Ce sont mes superviseurs de thèse - Deux académiques et un industriel. Sur ce papier en particulier, ils m’ont conseillé sur les expériences à effectuer et m’ont beaucoup aidé à améliorer la qualité de l’écriture scientifique. En général, ils sont d’une aide et d’un soutien exceptionnels sur tous les sujets de ma thèse, de la validation de mes idées de recherche bizarres à l’analyse plus fine des résultats obtenus.
Technica : Quels sont les défis et difficultés que tu rencontres dans tes travaux ?
La recherche est un milieu nouveau pour moi et j’ai la chance d’avoir d’excellents encadrants et un groupe de recherche exceptionnel qui me permet de minimiser les difficultés rencontrées (pour le moment). La recherche en IA, même en musique, est un milieu très actif, et comme beaucoup de chercheurs il m’est arrivé d’avoir une idée au jour J et de voir un article reprenant exactement cette idée au jour J+1. Cela fait partie du jeu et c’est aussi un aspect de ce domaine que je trouve passionnant - mais il est difficile d’avoir des idées assez innovantes pour que personne d’autre ne soit en train d’y penser depuis plusieurs semaines.
Technica : Qu’est-ce que représente de savoir que tes recherches ont été sélectionnées pour l’ISMIR Conference de novembre prochain ? Qu’attends-tu de cet événement ?
ISMIR est une des grandes conférences pour la recherche en IA et musique, je suis donc très heureux d’avoir un article premier auteur accepté, surtout en première année de thèse.

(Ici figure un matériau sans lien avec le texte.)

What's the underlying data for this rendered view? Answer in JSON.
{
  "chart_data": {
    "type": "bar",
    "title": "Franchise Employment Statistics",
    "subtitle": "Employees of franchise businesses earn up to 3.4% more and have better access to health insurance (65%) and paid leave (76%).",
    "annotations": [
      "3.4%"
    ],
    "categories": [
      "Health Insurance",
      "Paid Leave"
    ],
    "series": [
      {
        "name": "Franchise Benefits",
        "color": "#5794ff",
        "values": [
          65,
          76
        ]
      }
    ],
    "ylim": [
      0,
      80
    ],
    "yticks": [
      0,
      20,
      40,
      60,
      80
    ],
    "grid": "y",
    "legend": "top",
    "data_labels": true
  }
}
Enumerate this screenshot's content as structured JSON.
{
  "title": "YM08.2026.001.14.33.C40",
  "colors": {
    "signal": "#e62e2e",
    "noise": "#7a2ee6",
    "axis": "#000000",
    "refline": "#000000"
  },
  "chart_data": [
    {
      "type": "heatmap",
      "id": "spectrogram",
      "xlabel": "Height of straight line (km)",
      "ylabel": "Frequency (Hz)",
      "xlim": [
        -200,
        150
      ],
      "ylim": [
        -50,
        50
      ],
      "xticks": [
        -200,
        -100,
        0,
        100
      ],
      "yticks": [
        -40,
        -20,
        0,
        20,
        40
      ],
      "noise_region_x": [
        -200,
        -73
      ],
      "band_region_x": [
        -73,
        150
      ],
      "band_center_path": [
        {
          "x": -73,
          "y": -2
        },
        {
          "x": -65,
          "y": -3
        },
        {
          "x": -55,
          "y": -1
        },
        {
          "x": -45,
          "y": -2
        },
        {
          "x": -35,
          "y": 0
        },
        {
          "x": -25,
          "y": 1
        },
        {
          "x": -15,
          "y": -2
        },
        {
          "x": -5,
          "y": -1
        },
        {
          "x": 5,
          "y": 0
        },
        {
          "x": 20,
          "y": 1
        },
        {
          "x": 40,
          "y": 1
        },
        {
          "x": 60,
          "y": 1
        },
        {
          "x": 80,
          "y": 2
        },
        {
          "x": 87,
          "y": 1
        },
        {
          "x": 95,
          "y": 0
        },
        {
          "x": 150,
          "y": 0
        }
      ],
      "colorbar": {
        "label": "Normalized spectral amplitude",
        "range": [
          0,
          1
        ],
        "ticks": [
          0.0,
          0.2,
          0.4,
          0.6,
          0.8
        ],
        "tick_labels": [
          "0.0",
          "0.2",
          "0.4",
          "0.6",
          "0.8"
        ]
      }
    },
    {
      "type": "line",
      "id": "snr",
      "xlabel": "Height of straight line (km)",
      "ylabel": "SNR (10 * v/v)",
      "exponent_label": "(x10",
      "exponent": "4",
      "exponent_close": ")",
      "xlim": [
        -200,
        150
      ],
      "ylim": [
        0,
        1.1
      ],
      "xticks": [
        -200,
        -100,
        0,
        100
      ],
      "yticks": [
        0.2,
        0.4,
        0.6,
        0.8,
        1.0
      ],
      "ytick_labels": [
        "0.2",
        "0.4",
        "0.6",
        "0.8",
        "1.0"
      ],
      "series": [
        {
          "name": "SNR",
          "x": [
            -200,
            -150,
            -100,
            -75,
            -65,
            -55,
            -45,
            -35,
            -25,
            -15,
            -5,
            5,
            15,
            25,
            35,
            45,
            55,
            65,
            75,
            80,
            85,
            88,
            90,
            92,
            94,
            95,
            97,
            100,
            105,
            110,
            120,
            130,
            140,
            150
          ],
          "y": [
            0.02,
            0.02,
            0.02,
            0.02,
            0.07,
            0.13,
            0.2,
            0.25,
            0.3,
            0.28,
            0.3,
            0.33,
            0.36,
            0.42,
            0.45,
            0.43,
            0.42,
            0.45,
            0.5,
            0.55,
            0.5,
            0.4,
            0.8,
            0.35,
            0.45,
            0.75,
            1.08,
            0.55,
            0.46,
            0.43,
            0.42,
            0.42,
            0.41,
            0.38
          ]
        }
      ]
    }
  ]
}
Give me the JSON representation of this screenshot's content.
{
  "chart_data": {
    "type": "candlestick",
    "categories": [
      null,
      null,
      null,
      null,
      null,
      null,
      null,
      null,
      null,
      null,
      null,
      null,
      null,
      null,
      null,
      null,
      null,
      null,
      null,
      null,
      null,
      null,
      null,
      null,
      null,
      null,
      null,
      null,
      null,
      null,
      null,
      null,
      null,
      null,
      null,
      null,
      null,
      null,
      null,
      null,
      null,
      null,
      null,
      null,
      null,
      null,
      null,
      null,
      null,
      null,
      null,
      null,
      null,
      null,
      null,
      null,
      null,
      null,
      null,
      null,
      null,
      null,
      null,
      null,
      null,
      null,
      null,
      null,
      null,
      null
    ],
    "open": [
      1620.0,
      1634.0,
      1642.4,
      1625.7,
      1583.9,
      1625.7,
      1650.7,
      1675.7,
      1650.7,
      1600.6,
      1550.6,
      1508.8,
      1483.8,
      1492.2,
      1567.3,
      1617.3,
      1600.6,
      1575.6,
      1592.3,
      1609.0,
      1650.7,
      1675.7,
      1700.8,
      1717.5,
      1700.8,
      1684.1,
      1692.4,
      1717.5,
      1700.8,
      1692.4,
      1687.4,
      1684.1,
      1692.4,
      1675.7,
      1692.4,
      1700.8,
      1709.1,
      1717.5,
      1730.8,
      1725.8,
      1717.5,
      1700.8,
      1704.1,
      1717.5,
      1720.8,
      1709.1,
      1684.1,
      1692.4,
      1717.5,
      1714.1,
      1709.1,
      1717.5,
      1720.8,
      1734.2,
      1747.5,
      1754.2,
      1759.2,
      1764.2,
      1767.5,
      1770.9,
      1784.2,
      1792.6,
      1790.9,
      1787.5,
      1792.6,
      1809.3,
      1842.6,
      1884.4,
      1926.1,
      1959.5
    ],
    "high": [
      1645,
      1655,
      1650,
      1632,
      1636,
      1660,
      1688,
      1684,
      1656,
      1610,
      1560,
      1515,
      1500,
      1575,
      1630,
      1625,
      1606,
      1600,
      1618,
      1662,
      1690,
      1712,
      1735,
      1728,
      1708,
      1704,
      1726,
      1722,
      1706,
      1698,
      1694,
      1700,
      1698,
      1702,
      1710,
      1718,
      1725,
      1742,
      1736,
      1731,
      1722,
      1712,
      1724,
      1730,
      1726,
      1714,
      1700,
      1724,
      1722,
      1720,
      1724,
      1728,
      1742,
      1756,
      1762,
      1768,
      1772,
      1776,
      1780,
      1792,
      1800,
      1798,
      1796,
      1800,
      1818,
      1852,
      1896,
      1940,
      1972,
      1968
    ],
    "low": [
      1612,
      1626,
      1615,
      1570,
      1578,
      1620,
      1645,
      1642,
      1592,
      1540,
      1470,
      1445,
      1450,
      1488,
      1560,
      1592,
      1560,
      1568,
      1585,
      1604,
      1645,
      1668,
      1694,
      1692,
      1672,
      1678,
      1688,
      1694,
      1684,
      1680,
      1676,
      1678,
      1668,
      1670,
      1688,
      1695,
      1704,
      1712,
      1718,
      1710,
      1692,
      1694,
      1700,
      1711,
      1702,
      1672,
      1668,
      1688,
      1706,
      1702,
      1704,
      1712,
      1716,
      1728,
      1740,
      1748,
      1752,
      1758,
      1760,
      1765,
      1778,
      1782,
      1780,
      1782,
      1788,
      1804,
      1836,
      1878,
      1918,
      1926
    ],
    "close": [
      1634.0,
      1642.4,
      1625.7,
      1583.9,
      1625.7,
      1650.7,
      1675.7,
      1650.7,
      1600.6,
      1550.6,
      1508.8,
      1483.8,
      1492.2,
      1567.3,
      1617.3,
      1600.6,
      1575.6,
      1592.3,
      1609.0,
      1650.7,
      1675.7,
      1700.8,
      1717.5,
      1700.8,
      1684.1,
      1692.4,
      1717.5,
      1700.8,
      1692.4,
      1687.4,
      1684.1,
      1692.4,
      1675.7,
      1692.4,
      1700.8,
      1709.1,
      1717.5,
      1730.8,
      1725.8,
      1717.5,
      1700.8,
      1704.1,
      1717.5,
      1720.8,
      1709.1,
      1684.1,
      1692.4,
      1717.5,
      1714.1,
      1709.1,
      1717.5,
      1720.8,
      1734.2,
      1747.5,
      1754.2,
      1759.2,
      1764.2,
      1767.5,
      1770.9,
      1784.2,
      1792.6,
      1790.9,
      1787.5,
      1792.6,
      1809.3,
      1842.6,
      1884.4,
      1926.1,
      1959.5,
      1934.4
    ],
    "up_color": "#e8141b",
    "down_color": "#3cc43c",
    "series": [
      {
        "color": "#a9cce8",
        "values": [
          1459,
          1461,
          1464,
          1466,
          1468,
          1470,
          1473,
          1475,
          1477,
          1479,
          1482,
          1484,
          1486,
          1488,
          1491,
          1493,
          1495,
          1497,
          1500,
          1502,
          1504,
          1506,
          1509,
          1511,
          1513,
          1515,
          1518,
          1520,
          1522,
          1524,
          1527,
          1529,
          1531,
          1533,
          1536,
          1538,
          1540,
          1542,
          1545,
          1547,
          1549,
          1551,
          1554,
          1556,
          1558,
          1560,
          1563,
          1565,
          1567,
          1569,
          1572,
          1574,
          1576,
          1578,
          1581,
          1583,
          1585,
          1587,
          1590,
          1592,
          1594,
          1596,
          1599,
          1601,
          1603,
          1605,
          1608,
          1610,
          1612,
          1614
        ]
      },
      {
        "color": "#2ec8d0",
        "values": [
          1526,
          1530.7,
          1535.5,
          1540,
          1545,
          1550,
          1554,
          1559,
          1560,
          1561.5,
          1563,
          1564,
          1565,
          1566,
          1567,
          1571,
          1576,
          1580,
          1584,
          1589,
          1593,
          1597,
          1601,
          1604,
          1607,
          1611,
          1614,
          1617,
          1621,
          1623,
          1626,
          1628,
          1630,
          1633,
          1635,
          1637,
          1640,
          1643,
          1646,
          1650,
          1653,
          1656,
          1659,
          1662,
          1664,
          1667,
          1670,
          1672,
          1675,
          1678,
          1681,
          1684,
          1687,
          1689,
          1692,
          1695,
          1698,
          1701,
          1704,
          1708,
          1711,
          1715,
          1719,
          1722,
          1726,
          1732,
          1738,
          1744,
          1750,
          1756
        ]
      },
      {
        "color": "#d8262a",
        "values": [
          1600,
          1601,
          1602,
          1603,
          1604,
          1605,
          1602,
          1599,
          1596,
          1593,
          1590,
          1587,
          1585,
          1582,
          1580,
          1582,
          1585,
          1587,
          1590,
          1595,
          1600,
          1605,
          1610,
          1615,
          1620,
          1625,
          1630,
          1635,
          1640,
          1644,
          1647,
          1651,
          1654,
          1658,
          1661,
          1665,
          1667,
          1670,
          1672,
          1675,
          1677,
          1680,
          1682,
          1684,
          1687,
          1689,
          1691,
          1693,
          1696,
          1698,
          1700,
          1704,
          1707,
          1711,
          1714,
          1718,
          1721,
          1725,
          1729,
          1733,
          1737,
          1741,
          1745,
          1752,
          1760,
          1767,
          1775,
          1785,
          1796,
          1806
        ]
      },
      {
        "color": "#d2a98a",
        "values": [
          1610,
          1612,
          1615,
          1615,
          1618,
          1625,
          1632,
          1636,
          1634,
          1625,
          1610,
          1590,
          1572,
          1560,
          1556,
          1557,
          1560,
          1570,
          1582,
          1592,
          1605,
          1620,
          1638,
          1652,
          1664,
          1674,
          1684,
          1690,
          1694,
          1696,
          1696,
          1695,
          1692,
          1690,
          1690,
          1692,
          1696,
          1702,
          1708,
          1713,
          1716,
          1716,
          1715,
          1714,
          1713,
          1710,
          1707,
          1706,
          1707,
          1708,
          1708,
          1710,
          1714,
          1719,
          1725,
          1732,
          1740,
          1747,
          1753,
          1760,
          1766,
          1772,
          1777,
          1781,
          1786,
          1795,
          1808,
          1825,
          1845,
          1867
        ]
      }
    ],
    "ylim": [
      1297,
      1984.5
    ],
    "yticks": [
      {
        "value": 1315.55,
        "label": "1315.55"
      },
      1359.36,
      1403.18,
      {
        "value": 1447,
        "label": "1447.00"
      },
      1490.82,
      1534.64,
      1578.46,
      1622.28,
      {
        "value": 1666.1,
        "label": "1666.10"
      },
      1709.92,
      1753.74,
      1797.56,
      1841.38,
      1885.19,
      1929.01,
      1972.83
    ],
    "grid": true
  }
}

J’ai hâte de pouvoir prendre le pouls en personne sur les idées qu’ont les chercheurs de cette communauté, et ce sera aussi l’occasion pour moi de retrouver des collègues croisés lors de précédentes expériences. J’ai aussi bien évidemment hâte de confronter mes résultats au regard d’autres chercheurs de mon domaine: ils me feront, j'espère, des retours pointilleux qui mèneront à d’autres idées de recherche.
Technica : Dans ta description sur Linkedin, tu écris « i aspire to marry the creativity and technicity of music with the creativity and technicity of AI to support artists and engineers if the music industry! » L’IA est-elle pour toi un levier de créativité alors qu’on lui reproche souvent de standardiser la création ?
C’est un sujet complexe sur lequel je ne me permettrais pas d’avoir un avis tranché. D’une part, une IA qui génère de A à Z une musique entière serait antinomique à la créativité, et pourtant c’est un domaine de recherche en pleine floraison. J’aurais tendance à dire que hors cas spécifiques, ce cas d’usage ne générerait pas beaucoup d'intérêt de la part de potentiels consommateurs. Quand bien même, un tel système serait néfaste pour certains petits artistes qui perdraient une part du marché de création de la musique qui n’est pas destinée uniquement au streaming.
D’autre part, considérer les IA génératives uniquement dans le contexte de ce cas d’usage (qui est celui qui mène à une standardisation de la créativité) est un point de vue relativement étroit, bien que légitime et venant d’une question de société très contemporaine. l’IA peut intervenir à de nombreux endroits dans le processus créatif en amont d’une musique finie, notamment de manière granulaire dans le processus de performance, de production, de mix, d’exploration ou de génération de samples, etc. Ce sont ces cas d’usage qui sont pour moi catalystes de créativité, que les artistes utiliseront (et utilisent déjà), et qui porteront la musique vers de nouveaux horizons (à l'image des premiers synthétiseurs ou consoles de mix digitales). Sans parler d’autres cas d’usage tels que la recherche, la recommandation ou l’analyse qui n’ont rien de génératif.
Le plus important à mes yeux est de rémunérer et attribuer justement les artistes dont la musique est utilisée pour entraîner les modèles que nous améliorons au quotidien dans mon domaine et qui seront utilisés à des fins commerciales. Je ne suis pas apte à proposer une idée concrète pour un tel système, mais les considérations éthiques et légales doivent évoluer de pair avec les systèmes d’IA - et pas les rattraper.